Health care providers under the scheme are paid either by capitation or fee-for service rendered. Capitation is the payment to a primary health care provider by the HMOs on behalf of a contributor; this is made monthly whether or not the services are used. Fee-for service is made by HMOs to non-capitation receiving health care providers who rend services on referral from other health care providers. When a registered beneficiary in a health facility consumes some form of health care, the beneficiary does not need cash to access required treatment except the 10% co-payment for the cost of drugs. Thus the usual practice of converting assets to cash in order to pay for health care (catastrophic health expenditure) can be avoided.
Where we stand
So far, 60 HMOs and about 6000 Healthcare Providers (mostly private5) have been registered and accredited by the NHIS to undertake provision of public and private health insurance services in Nigeria.[4&9] NHIS data indicates that the public sector programme has registered more than 4 million live. Unfortunately, data from private health insurance have remained scanty and difficult to verify but based on submissions of HMOs to NHIS, less than 1 million people are privately insured.

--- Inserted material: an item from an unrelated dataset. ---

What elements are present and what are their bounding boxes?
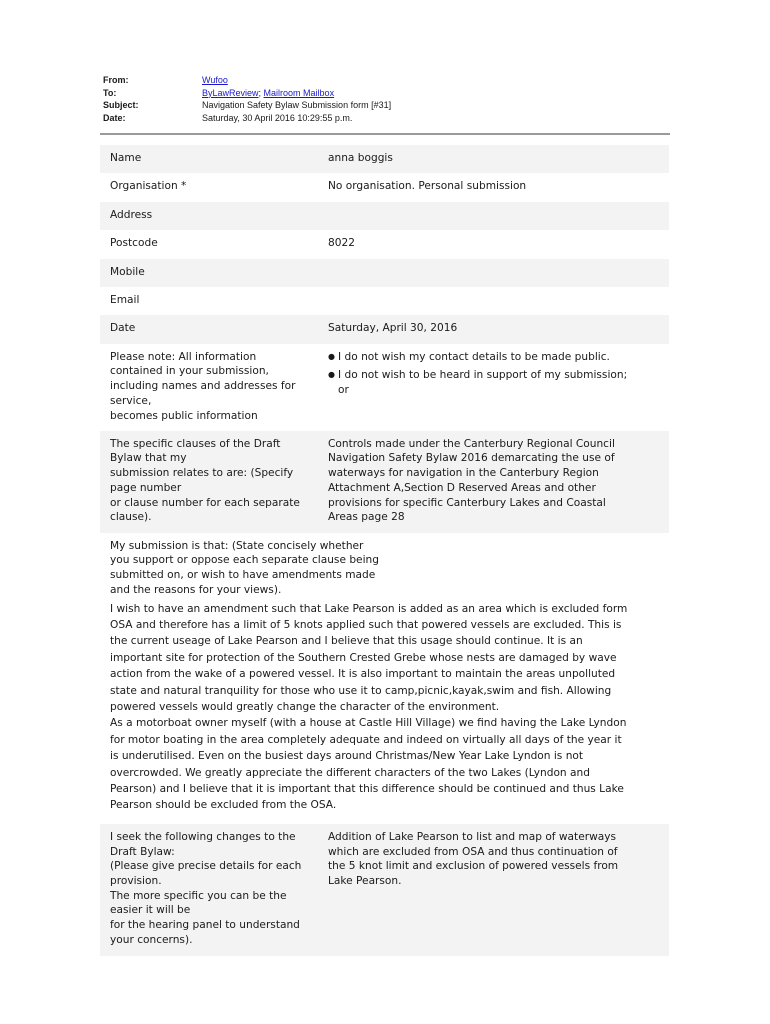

Challenges and Opportunities
Several challenges have remained stumbling blocks to the achievement of universal health coverage in Nigeria despite NHIS. The important challenges include inadequate financing and infrastructure, weak governance, and insufficient risk pooling. Tackling these challenges by making the scheme mandatory, improving regulation and exploring alternative funding (e.g. public-private partnership and community based health Insurance) will improve the scheme and move Nigeria further towards universal health coverage.
Isaac O.A. Odeyemi et al(2013). Assessing equity in health care through the national health insurance schemes of Nigeria and Ghana: a review-based comparative analysis. Int J Equity Health. 2013; 12: 9.